Eine Schülerin trägt auf dem Schulhof eine Maske, Symbolbild (Quelle: DPA/Arne Dedert)
Video: Abendschau | 27.04.2020 | Studiogespräch mit Sandra Scheeres | Bild: DPA/Arne Dedert

Nach Corona-Pause - Zehntklässler sind zurück an den Schulen

Sechs Wochen war der Schulbetrieb in Berlin und Brandenburg wegen der Corona-Pandemie unterbrochen. Am Montag sind nun zuerst die Zehntklässler an die Schulen zurückgekehrt. Die Reaktionen darauf fallen gemischt aus.

In Berlin und Brandenburg sind am Montag die Zehntklässler an die Schulen zurückgekehrt. Erst in der Woche darauf sollen dann auch andere Jahrgangsstufen wieder unterrichtet werden. Aber so wie vor der Schließung Mitte März wird es nicht mehr sein. Sie alle müssen sich umgewöhnen: Klassen werden geteilt unterrichtet, Schülerinnen und Schüler müssen Abstandsregeln einhalten - auf dem Pausenhof genau wie im Klassenzimmer.

In Berlin soll der Unterricht hauptsächlich in den Kernfächern Deutsch, Mathematik und der ersten Fremdsprache erfolgen. In der Hauptstadt wurden die Prüfungen für den Mittleren Schulabschluss (MSA), der für Zehntklässler vorgesehen ist, weitgehend abgesagt. In Brandenburg finden sie hingegen statt.

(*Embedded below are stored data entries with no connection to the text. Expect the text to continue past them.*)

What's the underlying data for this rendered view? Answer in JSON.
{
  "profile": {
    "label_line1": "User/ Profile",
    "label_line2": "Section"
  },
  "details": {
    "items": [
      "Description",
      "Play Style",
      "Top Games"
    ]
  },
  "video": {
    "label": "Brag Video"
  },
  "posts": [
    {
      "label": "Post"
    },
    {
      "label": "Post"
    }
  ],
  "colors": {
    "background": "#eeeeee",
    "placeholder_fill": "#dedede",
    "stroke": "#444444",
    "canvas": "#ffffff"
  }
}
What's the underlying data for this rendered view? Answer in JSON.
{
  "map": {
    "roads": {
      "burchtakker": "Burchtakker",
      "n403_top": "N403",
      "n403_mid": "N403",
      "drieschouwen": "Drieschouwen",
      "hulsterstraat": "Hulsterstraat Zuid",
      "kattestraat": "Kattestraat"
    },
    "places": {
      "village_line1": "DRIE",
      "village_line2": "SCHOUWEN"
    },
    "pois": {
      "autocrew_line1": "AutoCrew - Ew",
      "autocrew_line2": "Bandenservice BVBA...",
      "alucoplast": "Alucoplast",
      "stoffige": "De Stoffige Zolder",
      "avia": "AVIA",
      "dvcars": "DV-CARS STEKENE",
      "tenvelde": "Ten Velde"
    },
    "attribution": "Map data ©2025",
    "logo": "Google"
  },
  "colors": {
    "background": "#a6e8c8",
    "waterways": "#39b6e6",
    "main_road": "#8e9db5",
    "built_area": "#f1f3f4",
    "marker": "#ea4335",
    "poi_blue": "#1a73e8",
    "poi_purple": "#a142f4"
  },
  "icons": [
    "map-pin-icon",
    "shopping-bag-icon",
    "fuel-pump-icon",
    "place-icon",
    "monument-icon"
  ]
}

GEW fordert langsame Rückkehr zum Normalbetrieb

An den Schulen dürfte Unterricht im Schichtsystem für längere Zeit zum Normalfall werden. Die bisherigen Klassen werden dann geteilt und die Gruppen entweder räumlich oder zeitlich getrennt unterrichtet. Das stellt in Berlin viele Schulen vor erhebliche organisatorische Probleme. Denn je nach Modell nimmt der Bedarf an Klassenräumen und betreuenden Lehrern erheblich zu. Je mehr Schüler wieder da sind, umso aufwendiger wird das Ganze. Und viele Lehrer dürfen gar nicht unterrichten - weil sie selbst zur Risikogruppe gehören, was das Unterrichten im Schichtsystem zusätzlich kompliziert macht.

Für den Schulstart erwartet der Berliner Vorsitzende der Bildungsgewerkschaft GEW, Tom Erdmann, deshalb eine Reihe praktischer Probleme. Es werde regelmäßig Verstöße gegen das Abstandsgebot geben. "Das muss man einkalkulieren. Und damit steigt auch das Infektionsrisiko. Und entsprechend wird man die Schulöffnungen nur sehr langsam vollziehen können, um die Chance zu haben gegenzusteuern."

Neuköllner Schulleiter hält Prüfungen für gut durchführbar

Ende vergangener Woche hatten einige Schulleiter sowohl in Berlin als auch in Brandenburg auf die komplexen Herausforderungen der Schulöffnung hingewiesen und ihrem Unmut Luft verschafft. Es gibt aber auch durchaus Freude, über die Rückkehr zu einem kleinen Stück Normalität.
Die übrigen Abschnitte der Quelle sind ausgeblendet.